僕は彼女を自分の部屋に案内すると、勉強机に広がった参考書を片付けた。
「良かった、しっかりお茶菓子を持ってきておいて」
背後から聞こえる彼女の言葉に、どうやら僕がお茶菓子を食べたさに中に入れたと思っているんだと悟った。
全くをもって検討違いな言葉だけど、もう訂正する気力も残っていなかった。
「どうぞ」
「どうも」
彼女からお茶菓子を受け取り、キッチンに下りると、僕は母親がいつも作るようにコーヒーを入れた。
彼女にもらったお茶菓子を乗せたお皿とフォーク、コーヒーをふたつお盆にのせて部屋へ向かう。

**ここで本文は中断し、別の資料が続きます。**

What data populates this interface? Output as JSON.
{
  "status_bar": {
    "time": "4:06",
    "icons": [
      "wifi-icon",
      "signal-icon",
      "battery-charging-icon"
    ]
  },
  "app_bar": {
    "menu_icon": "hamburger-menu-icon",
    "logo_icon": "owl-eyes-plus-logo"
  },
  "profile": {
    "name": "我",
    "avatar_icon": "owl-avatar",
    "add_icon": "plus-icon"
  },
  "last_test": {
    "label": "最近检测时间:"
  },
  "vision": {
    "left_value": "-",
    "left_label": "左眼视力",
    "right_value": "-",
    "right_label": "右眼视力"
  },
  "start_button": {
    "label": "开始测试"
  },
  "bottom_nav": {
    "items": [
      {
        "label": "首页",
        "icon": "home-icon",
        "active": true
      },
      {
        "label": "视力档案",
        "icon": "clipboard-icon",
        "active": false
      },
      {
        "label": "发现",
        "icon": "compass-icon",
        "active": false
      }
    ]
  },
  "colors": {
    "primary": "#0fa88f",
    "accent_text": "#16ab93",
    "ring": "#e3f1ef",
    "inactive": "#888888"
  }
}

彼女は僕の部屋の中できょろきょろと視線を動かしていた。
「キミらしい部屋だね」
「何もないって言いたいんだろう」
「片付いてるって言いたいんだよ」
僕が机においたお菓子を見た彼女はお礼を言うと、すぐに「食べて食べて」と促した。
夏休みに入り取り戻していった自分のペースは、彼女から来てから崩されっぱなしだ。
僕はフォークでシフォンケーキを一口サイズにすると口に含む。